# WP Ladies only - Querbeet



## bajcca (1. November 2015)

Liebe noch teamsuchende Ladies,

da ich kein passendes Team mehr für mich gefunden habe und noch einige andere auf der Suche sind, habe ich jetzt selbst eins gegründet.
Es sind alle eingeladen, die Lust haben dem Winterblues zu trotzen und sich irgendwie aktiv betätigen.

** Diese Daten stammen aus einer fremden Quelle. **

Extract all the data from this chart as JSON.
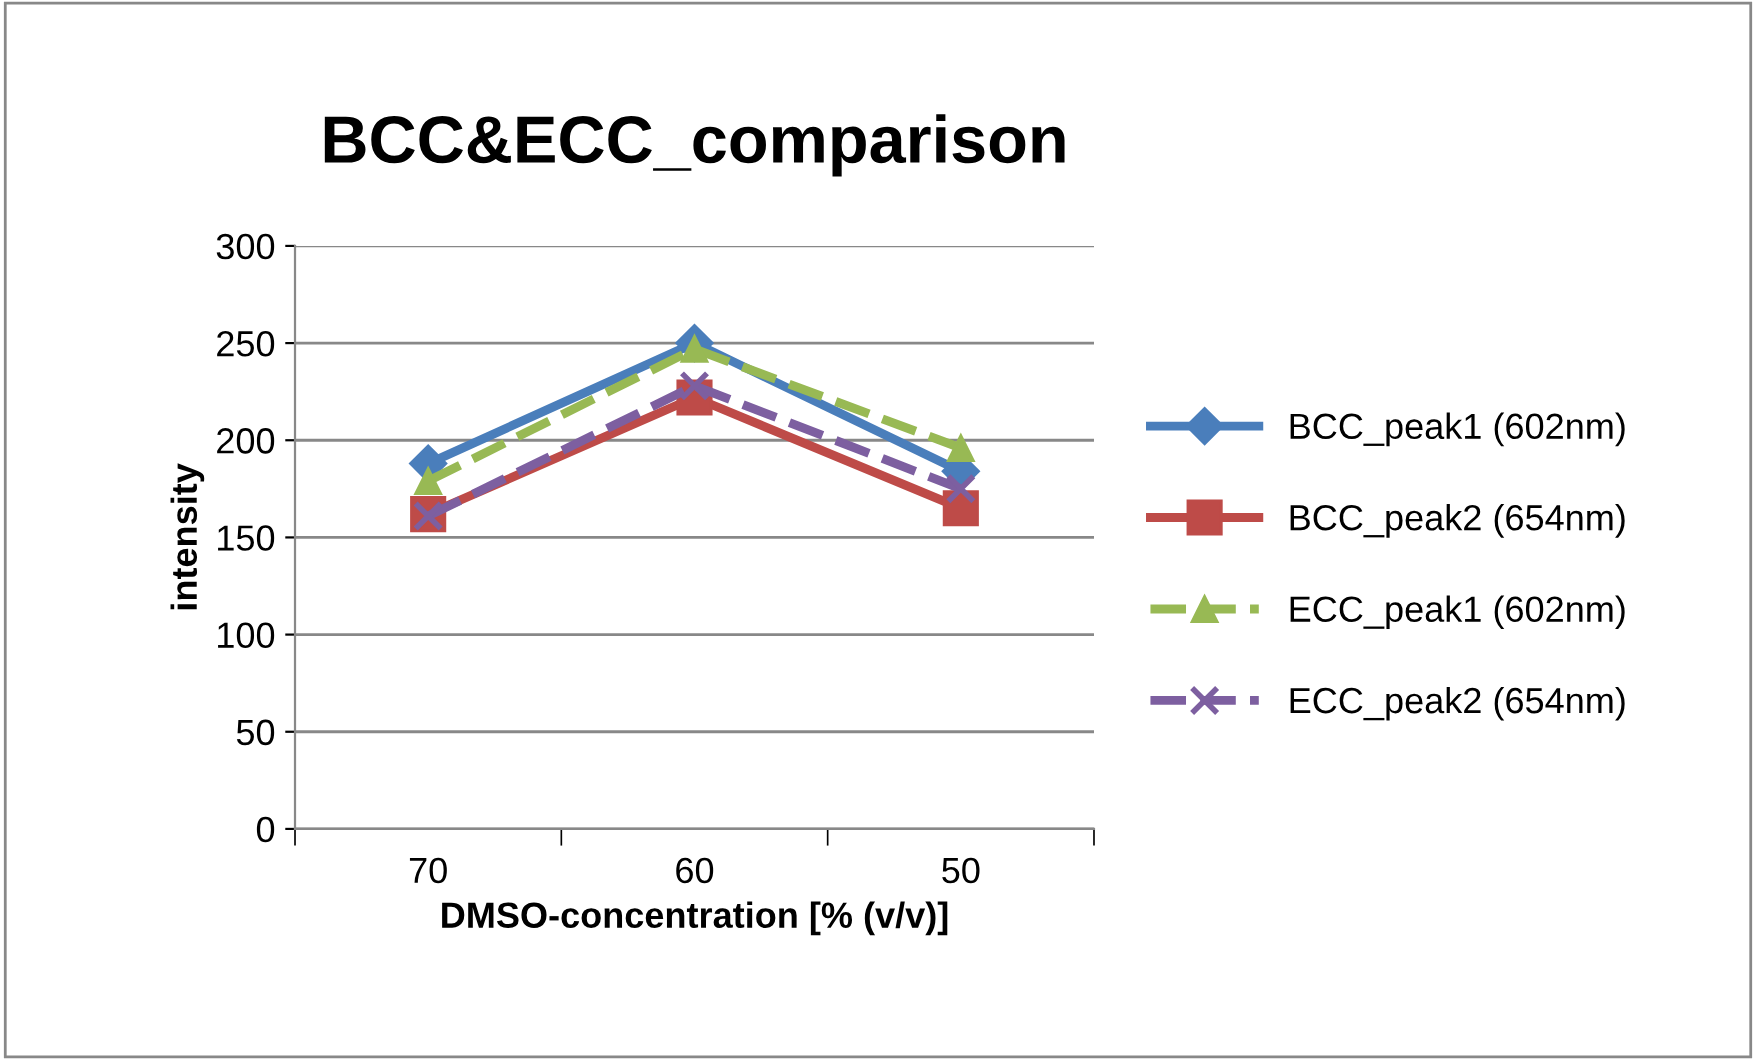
{
  "chart_data": {
    "type": "line",
    "title": "BCC&ECC_comparison",
    "xlabel": "DMSO-concentration [% (v/v)]",
    "ylabel": "intensity",
    "categories": [
      "70",
      "60",
      "50"
    ],
    "series": [
      {
        "name": "BCC_peak1 (602nm)",
        "color": "#4a7ebb",
        "values": [
          188,
          250,
          184
        ],
        "marker": "diamond",
        "line_style": "solid"
      },
      {
        "name": "BCC_peak2 (654nm)",
        "color": "#be4b48",
        "values": [
          162,
          222,
          165
        ],
        "marker": "square",
        "line_style": "solid"
      },
      {
        "name": "ECC_peak1 (602nm)",
        "color": "#98b954",
        "values": [
          179,
          247,
          196
        ],
        "marker": "triangle",
        "line_style": "dashed"
      },
      {
        "name": "ECC_peak2 (654nm)",
        "color": "#7d5fa0",
        "values": [
          161,
          228,
          175
        ],
        "marker": "cross",
        "line_style": "dashed"
      }
    ],
    "ylim": [
      0,
      300
    ],
    "yticks": [
      0,
      50,
      100,
      150,
      200,
      250,
      300
    ],
    "grid": "y",
    "legend": "right"
  }
}
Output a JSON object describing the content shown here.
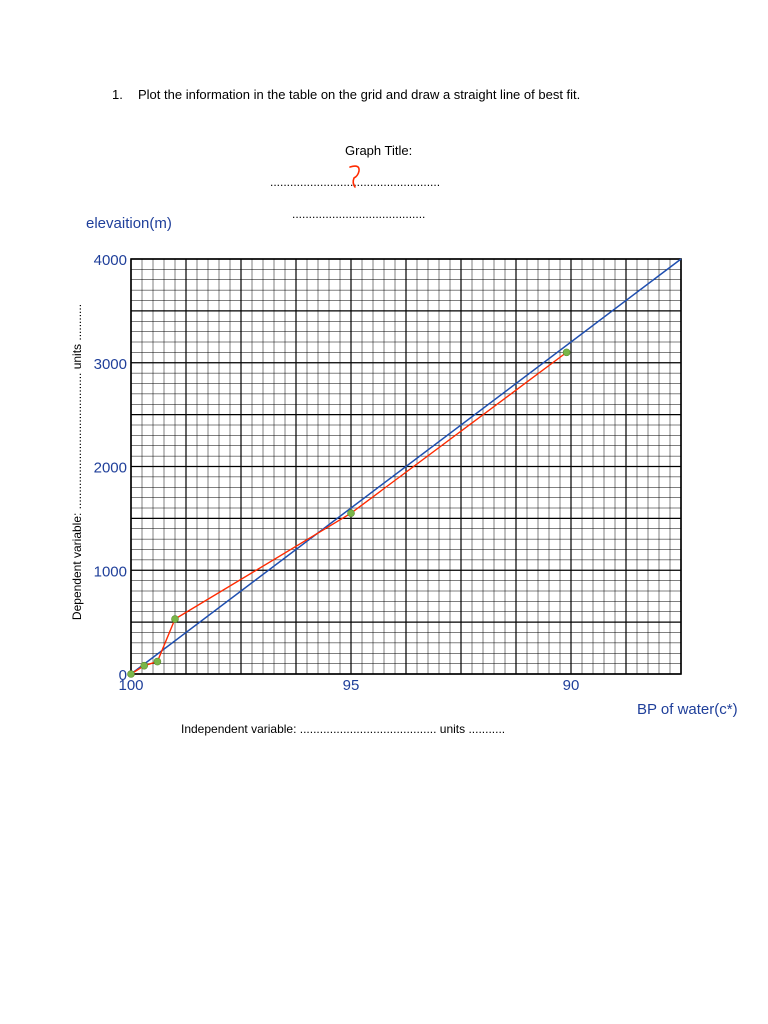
{
  "question": {
    "number": "1.",
    "text": "Plot the information in the table on the grid and draw a straight line of best fit."
  },
  "graph_title_label": "Graph Title:",
  "title_dots_1": "...................................................",
  "title_dots_2": "........................................",
  "dependent_label": "Dependent variable: ......................................... units ...........",
  "independent_label": "Independent variable: ......................................... units ...........",
  "colors": {
    "axis_text": "#1f3f9a",
    "data_line": "#ff2a00",
    "fit_line": "#1f4fb0",
    "marker": "#7ab648"
  },
  "chart_data": {
    "type": "line",
    "title": "",
    "xlabel": "BP of water(c*)",
    "ylabel": "elevaition(m)",
    "x_reversed": true,
    "xlim": [
      100,
      87.5
    ],
    "ylim": [
      0,
      4000
    ],
    "x_ticks": [
      "100",
      "95",
      "90"
    ],
    "y_ticks": [
      "0",
      "1000",
      "2000",
      "3000",
      "4000"
    ],
    "grid": true,
    "series": [
      {
        "style": "red-polyline-with-markers",
        "x": [
          100,
          99.7,
          99.4,
          99.0,
          95.0,
          90.1
        ],
        "y": [
          0,
          80,
          120,
          530,
          1550,
          3100
        ]
      },
      {
        "style": "blue-best-fit-line",
        "x": [
          100,
          87.5
        ],
        "y": [
          0,
          4000
        ]
      }
    ]
  }
}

Ob Hamburg oder München, ob 20 oder 50Jahre, ob Studio oder draußen biken, alle sind willkommen.
Schön wäre es sich hier gegenseitig zu motivieren und auch auszutauschen.
Hab Ihr Lust?
Dann einfach unter Team Querbeet anmelden!

Viele Grüße, Bajcca


----------



## 4mate (1. November 2015)

bajcca schrieb:


> Team Querbeet


= http://winterpokal.mtb-news.de/team/429


----------



## MTB-News.de




----------



## bajcca (1. November 2015)

Danke für den Link @4mate 
So gehts schneller mit der Anmeldung


----------



## bajcca (1. November 2015)

@-Alissa- 
Super, dass Du mit dabei bist, habe Dich schon bestätigt!


----------



## kater21 (1. November 2015)

Hi bajcca,
ich laufe Dir zu jedem Team nach.

Kannst du mich bitte aufnehmen.


----------



## bajcca (2. November 2015)

@kater21 

Klasse, dass Du wieder mit dabei bist!

Jetzt sind wir schon zu viert, @Perlenkette ist auch mit im Team.


----------



## bajcca (2. November 2015)

Ein Platz wäre noch frei.....


----------



## dschuliaenna (2. November 2015)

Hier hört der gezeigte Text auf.